I involve Tootsie as an active participant in the learning process.  She is responsible for trying to figure out the desired behavior, and I am responsible for guiding her towards success.

After just a few sessions, she has figured out “chin;” she confidently targets her chin to the floor when we engage in a training interaction.  Now it’s time to teach her to wait for the appropriate verbal cue.

If I had lured the behavior, this task would be easier.  I could say my verbal cue, then immediately follow with my lure.  I would repeat this until Tootsie understood the connection.  But I don’t have a lure for this behavior.

Instead, I do this:

(You may have to turn up your volume to hear everything.)

00:05 – I reinforce for getting in the (down) position that is required to do the behavior

00:10 – I reinforce for offering “chin.”

00:15 – I reinforce for offering “chin.”

00:19 – I reinforce for offering “chin.”

00:23 – Tootsie offers chin, but I do not click.  Instead, I softly say “okay” to release her. When she raises her head, I say “chin.” She does the behavior, I reinforce.

00:30 – Same as 00:23

00:38 – I verbally praise her for keeping her head up. I say “chin.” She does the behavior, I reinforce.

00:44 – Tootsie keeps her head up. I say “chin.” She does the behavior, I reinforce.

00:49 – Tootsie offers chin, but I do not click.  Instead, I softly say “okay” to release her. When she raises her head, I say “chin.” She does the behavior, I reinforce.

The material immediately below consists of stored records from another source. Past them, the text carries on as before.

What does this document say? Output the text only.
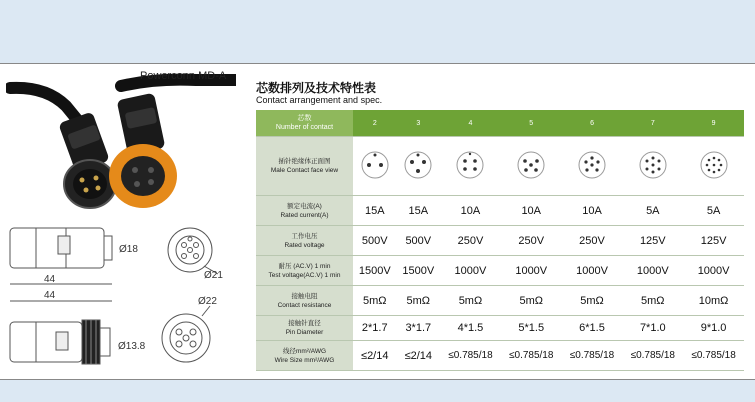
Powerconn MD-A
44
Ø18
Ø21
44
Ø13.8
Ø22
芯数排列及技术特性表
Contact arrangement and spec.
芯数
Number of contact	2	3	4	5	6	7	9

插针绝缘体正面图
Male Contact face view

额定电流(A)
Rated current(A)	15A	15A	10A	10A	10A	5A	5A

工作电压
Rated voltage	500V	500V	250V	250V	250V	125V	125V

耐压 (AC.V) 1 min
Test voltage(AC.V) 1 min	1500V	1500V	1000V	1000V	1000V	1000V	1000V

接触电阻
Contact resistance	5mΩ	5mΩ	5mΩ	5mΩ	5mΩ	5mΩ	10mΩ

接触针直径
Pin Diameter	2*1.7	3*1.7	4*1.5	5*1.5	6*1.5	7*1.0	9*1.0

线径mm²/AWG
Wire Size mm²/AWG	≤2/14	≤2/14	≤0.785/18	≤0.785/18	≤0.785/18	≤0.785/18	≤0.785/18
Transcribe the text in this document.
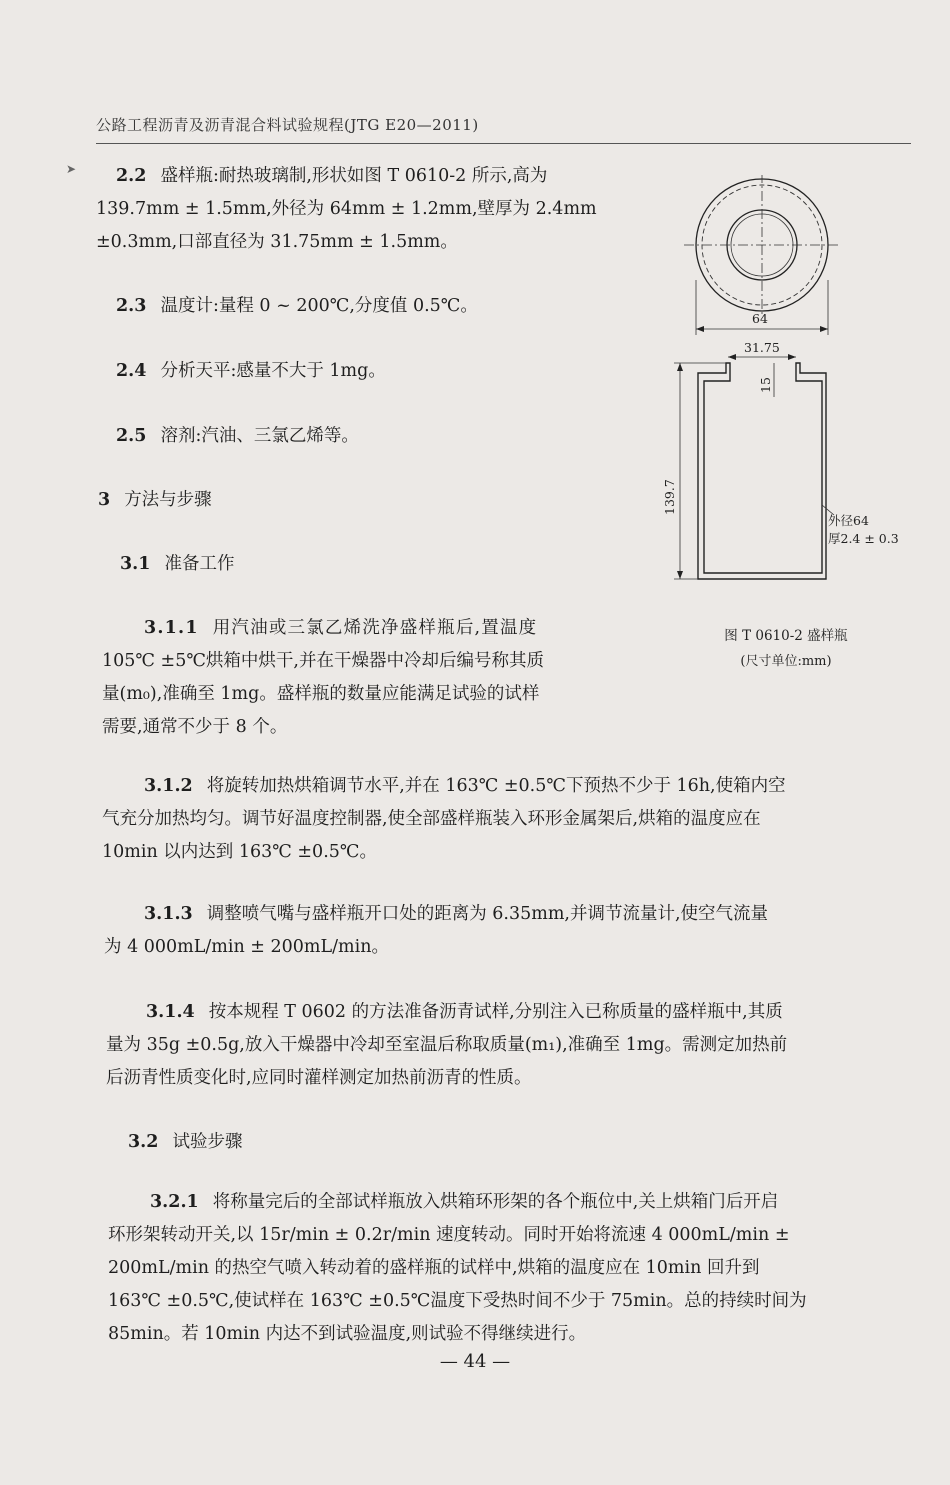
公路工程沥青及沥青混合料试验规程(JTG E20—2011)
➤ 2.2 盛样瓶:耐热玻璃制,形状如图 T 0610-2 所示,高为
139.7mm ± 1.5mm,外径为 64mm ± 1.2mm,壁厚为 2.4mm
±0.3mm,口部直径为 31.75mm ± 1.5mm。
2.3 温度计:量程 0 ~ 200℃,分度值 0.5℃。
2.4 分析天平:感量不大于 1mg。
2.5 溶剂:汽油、三氯乙烯等。
3 方法与步骤
3.1 准备工作
3.1.1 用汽油或三氯乙烯洗净盛样瓶后,置温度
105℃ ±5℃烘箱中烘干,并在干燥器中冷却后编号称其质
量(m₀),准确至 1mg。盛样瓶的数量应能满足试验的试样
需要,通常不少于 8 个。
3.1.2 将旋转加热烘箱调节水平,并在 163℃ ±0.5℃下预热不少于 16h,使箱内空
气充分加热均匀。调节好温度控制器,使全部盛样瓶装入环形金属架后,烘箱的温度应在
10min 以内达到 163℃ ±0.5℃。
3.1.3 调整喷气嘴与盛样瓶开口处的距离为 6.35mm,并调节流量计,使空气流量
为 4 000mL/min ± 200mL/min。
3.1.4 按本规程 T 0602 的方法准备沥青试样,分别注入已称质量的盛样瓶中,其质
量为 35g ±0.5g,放入干燥器中冷却至室温后称取质量(m₁),准确至 1mg。需测定加热前
后沥青性质变化时,应同时灌样测定加热前沥青的性质。
3.2 试验步骤
3.2.1 将称量完后的全部试样瓶放入烘箱环形架的各个瓶位中,关上烘箱门后开启
环形架转动开关,以 15r/min ± 0.2r/min 速度转动。同时开始将流速 4 000mL/min ±
200mL/min 的热空气喷入转动着的盛样瓶的试样中,烘箱的温度应在 10min 回升到
163℃ ±0.5℃,使试样在 163℃ ±0.5℃温度下受热时间不少于 75min。总的持续时间为
85min。若 10min 内达不到试验温度,则试验不得继续进行。
64
31.75
15
139.7
外径64
厚2.4 ± 0.3
图 T 0610-2 盛样瓶
(尺寸单位:mm)
— 44 —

1:00 – Tootsie keeps her head up. I say “chin.” She does the behavior, I reinforce.

1:06 – I verbally praise her for keeping her head up. I say “chin.” She does the behavior, I reinforce.

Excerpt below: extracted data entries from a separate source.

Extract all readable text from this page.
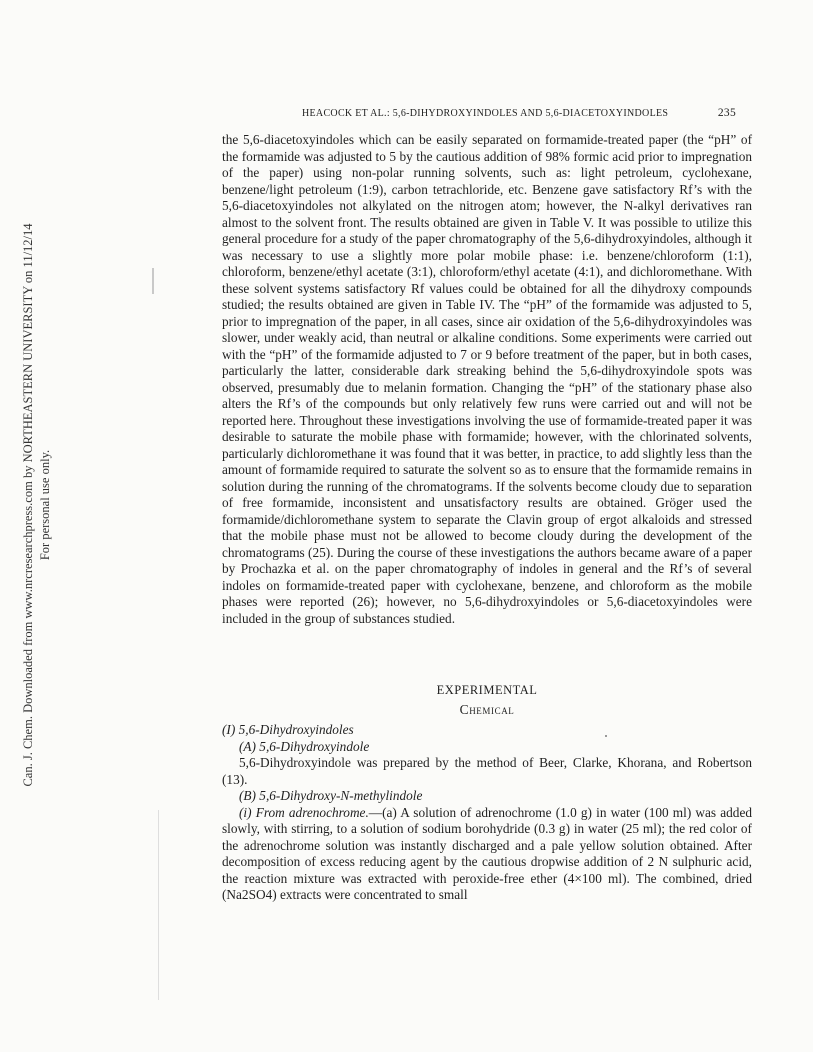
Can. J. Chem. Downloaded from www.nrcresearchpress.com by NORTHEASTERN UNIVERSITY on 11/12/14 For personal use only.
HEACOCK ET AL.: 5,6-DIHYDROXYINDOLES AND 5,6-DIACETOXYINDOLES	235

the 5,6-diacetoxyindoles which can be easily separated on formamide-treated paper (the “pH” of the formamide was adjusted to 5 by the cautious addition of 98% formic acid prior to impregnation of the paper) using non-polar running solvents, such as: light petroleum, cyclohexane, benzene/light petroleum (1:9), carbon tetrachloride, etc. Benzene gave satisfactory Rf’s with the 5,6-diacetoxyindoles not alkylated on the nitrogen atom; however, the N-alkyl derivatives ran almost to the solvent front. The results obtained are given in Table V. It was possible to utilize this general procedure for a study of the paper chromatography of the 5,6-dihydroxyindoles, although it was necessary to use a slightly more polar mobile phase: i.e. benzene/chloroform (1:1), chloroform, benzene/ethyl acetate (3:1), chloroform/ethyl acetate (4:1), and dichloromethane. With these solvent systems satisfactory Rf values could be obtained for all the dihydroxy compounds studied; the results obtained are given in Table IV. The “pH” of the formamide was adjusted to 5, prior to impregnation of the paper, in all cases, since air oxidation of the 5,6-dihydroxyindoles was slower, under weakly acid, than neutral or alkaline conditions. Some experiments were carried out with the “pH” of the formamide adjusted to 7 or 9 before treatment of the paper, but in both cases, particularly the latter, considerable dark streaking behind the 5,6-dihydroxyindole spots was observed, presumably due to melanin formation. Changing the “pH” of the stationary phase also alters the Rf’s of the compounds but only relatively few runs were carried out and will not be reported here. Throughout these investigations involving the use of formamide-treated paper it was desirable to saturate the mobile phase with formamide; however, with the chlorinated solvents, particularly dichloromethane it was found that it was better, in practice, to add slightly less than the amount of formamide required to saturate the solvent so as to ensure that the formamide remains in solution during the running of the chromatograms. If the solvents become cloudy due to separation of free formamide, inconsistent and unsatisfactory results are obtained. Gröger used the formamide/dichloromethane system to separate the Clavin group of ergot alkaloids and stressed that the mobile phase must not be allowed to become cloudy during the development of the chromatograms (25). During the course of these investigations the authors became aware of a paper by Prochazka et al. on the paper chromatography of indoles in general and the Rf’s of several indoles on formamide-treated paper with cyclohexane, benzene, and chloroform as the mobile phases were reported (26); however, no 5,6-dihydroxyindoles or 5,6-diacetoxyindoles were included in the group of substances studied.

EXPERIMENTAL
Chemical

(I) 5,6-Dihydroxyindoles

(A) 5,6-Dihydroxyindole

5,6-Dihydroxyindole was prepared by the method of Beer, Clarke, Khorana, and Robertson (13).

(B) 5,6-Dihydroxy-N-methylindole

(i) From adrenochrome.—(a) A solution of adrenochrome (1.0 g) in water (100 ml) was added slowly, with stirring, to a solution of sodium borohydride (0.3 g) in water (25 ml); the red color of the adrenochrome solution was instantly discharged and a pale yellow solution obtained. After decomposition of excess reducing agent by the cautious dropwise addition of 2 N sulphuric acid, the reaction mixture was extracted with peroxide-free ether (4×100 ml). The combined, dried (Na2SO4) extracts were concentrated to small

Some notes about this training session:

1. I begin the training session with a few reps of her offering the behavior; I want her to know what behavior we are working on.

2. Tootsie already knows that verbal praise, especially “good,” means that I like what she is doing and to keep doing it.  This encourages her to keep her head upright until she hears the cue.

3. Tootsie already knows that “okay” is a release from the behavior she just offered.

4. Tootsie does not know what “chin” means, and she has never heard it before in a training context.  But, Tootsie has played this game enough with other behaviors to know that when she hears a novel word it is likely to be the green light for the behavior she wants to offer.

5. This is just the start.  After a few sessions of this, I will work on her ability to discriminate “chin” from other verbal cues.  I may do something like ask her to “down” and then ask her to either “chin” or do a well known behavior like “sit.” She will have to really listen to be successful.